The 1,450MW Itá hydroelectric project was at the time of construction the largest public works project in Brazil. It was the largest of several initiatives to meet the country’s increased power requirements, and helped to make hydro power an estimated 93% of Brazil’s energy production.
The plant is located on the river Uruguay, 550km from Florianópolis, and lies between the states of Rio Grande do Sul and Santa Catarina. It generates energy the equivalent of 60% of the annual consumption of the entire state of Santa Catarina. The power plant is located further downstream of the Machadinho dam.
HIGH ELECTRICITY GROWTH IN REGION
Electrosul is Electrobrás’s subsidiary serving south east Brazil. This is an industrialised region with a high record of growth in electricity consumption. The company began the Itá dam as an in-house project in 1980, but suspended the works for financial reasons in 1987. In August 1995, it formed a consortium with several Brazilian groups to complete construction. The 1999 currency devaluation again caused serious financial worries, but that time the economy recovered far more quickly.

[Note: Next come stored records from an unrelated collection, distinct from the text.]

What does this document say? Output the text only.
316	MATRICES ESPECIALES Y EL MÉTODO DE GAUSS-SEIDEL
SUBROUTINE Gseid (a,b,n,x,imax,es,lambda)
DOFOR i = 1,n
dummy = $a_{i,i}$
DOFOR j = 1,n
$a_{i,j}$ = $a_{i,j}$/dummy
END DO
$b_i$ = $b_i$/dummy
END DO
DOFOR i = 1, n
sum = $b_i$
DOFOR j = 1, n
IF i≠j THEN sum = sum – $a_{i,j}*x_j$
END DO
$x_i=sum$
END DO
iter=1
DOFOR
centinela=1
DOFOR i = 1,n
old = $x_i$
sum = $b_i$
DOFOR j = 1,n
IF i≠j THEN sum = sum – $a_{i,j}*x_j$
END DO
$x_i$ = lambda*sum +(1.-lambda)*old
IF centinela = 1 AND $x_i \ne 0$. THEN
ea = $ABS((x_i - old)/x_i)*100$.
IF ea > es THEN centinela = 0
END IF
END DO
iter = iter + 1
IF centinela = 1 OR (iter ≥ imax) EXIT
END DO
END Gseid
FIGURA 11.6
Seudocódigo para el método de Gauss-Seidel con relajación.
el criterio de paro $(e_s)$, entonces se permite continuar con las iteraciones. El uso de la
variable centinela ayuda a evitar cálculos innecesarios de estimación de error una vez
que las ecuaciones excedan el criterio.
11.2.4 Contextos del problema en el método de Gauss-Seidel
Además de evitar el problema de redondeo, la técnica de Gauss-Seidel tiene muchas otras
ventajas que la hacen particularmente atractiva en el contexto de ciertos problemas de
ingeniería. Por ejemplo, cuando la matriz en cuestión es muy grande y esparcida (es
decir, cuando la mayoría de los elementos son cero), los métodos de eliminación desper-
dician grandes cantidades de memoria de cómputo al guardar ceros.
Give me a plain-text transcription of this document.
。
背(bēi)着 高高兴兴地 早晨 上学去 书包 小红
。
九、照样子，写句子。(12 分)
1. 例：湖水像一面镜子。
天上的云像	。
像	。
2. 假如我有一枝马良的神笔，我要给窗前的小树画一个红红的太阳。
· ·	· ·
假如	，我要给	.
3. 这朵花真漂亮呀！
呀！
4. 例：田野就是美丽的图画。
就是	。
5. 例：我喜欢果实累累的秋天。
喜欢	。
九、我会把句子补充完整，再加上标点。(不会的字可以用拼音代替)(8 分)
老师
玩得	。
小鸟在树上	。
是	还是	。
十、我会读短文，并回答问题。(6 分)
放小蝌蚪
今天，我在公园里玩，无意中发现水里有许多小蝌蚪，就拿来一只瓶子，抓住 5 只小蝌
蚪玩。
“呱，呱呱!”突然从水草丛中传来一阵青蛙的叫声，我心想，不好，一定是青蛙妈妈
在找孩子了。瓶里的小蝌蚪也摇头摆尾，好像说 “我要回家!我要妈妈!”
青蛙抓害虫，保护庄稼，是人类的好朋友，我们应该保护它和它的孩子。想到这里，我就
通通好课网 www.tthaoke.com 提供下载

The private groups took stakes in the project through joint-venture company Associação Autprodtores Independentes (AAI). AAI supplied equipment and services for Itá as well as finance. Tractebel, the energy division of SUEZ, now owns the project, along with similar projects in Machadinho and Cana Brava.
In July 2000, Brazil started taking delivery of power from Argentina across a new transmission link between the two countries (the second). Electrobrás has a contract for 1,000MW of power with Central Constanera, the Argentine generator. Annual power purchases from Argentina are estimated to be about $230 million, with the supply increasing to above 3,000MW until 2020.
The transmission line and conversion station was built for around $380 million by a consortium led by ABB. It runs from Rincon de Santa Maria (Argentina) to the Itá complex. Another $380 million transmission system was later completed to connect Itá with the Argentine-Paraguayan Yacyreta hydroelectric plant. Another is under consideration.
The order for the five 290MW turbines for Itá went to Voith, a perennial winner in the Brazilian market, in partnership with GEC Alsthom’s Mecanica Pesada. Ansaldo and ABB supplied generators. ABB Alstom has recently invested in the modernisation and expansion of its heavy machinery factory in Taubate, on the outskirts of Sao Paulo, as a result of this business and of other orders from the Brazilian power market.
The concrete-face rockfill dam is 880m long and 125m high. Companhia Brasileira do Projectos e Obras (CBPO) won the lead construction contract. Other parties included Engevix for planning, Tenenge for erection and Bardella for hydromechanical equipment. Both CBPO and Tenenge are part of the Odebrecht group, one of the shareholders in the AAI joint-venture, which is sponsoring the project.
Total investment was an estimated $1.4 billion. AAI invested $700 million and in return receive 51% of the electricity generated for their plant operations. They operate the plant under a thirty-year concession. Electrosul distributes the other 49% of power to its clients in the southern states of Brazil. Since construction was completed in 2000, the Itá dam has been producing 1,450MW for local requirements.
AAI’s shareholders are steel group Companhia Siderúrgica Nacional, the Odebrecht group petrochemical companies Poliolefinas-PSA and OPP Petroquímica, and cement manufacturer Companhia de Cimento Itambé. National development bank BNDES and the Inter-American Development Bank (IADB) also provided finance. The Odebrecht group clearly won in terms of shares of Itá business. It is both an investor and, through CBPO and Tenenge, a supplier.
Most of the 6,000 inhabitants of the small town of Itá, Santa Catarina were relocated to a new town 150m above the new dam. Another 200 or so inhabitants of the area also later appealed to the government for relocation.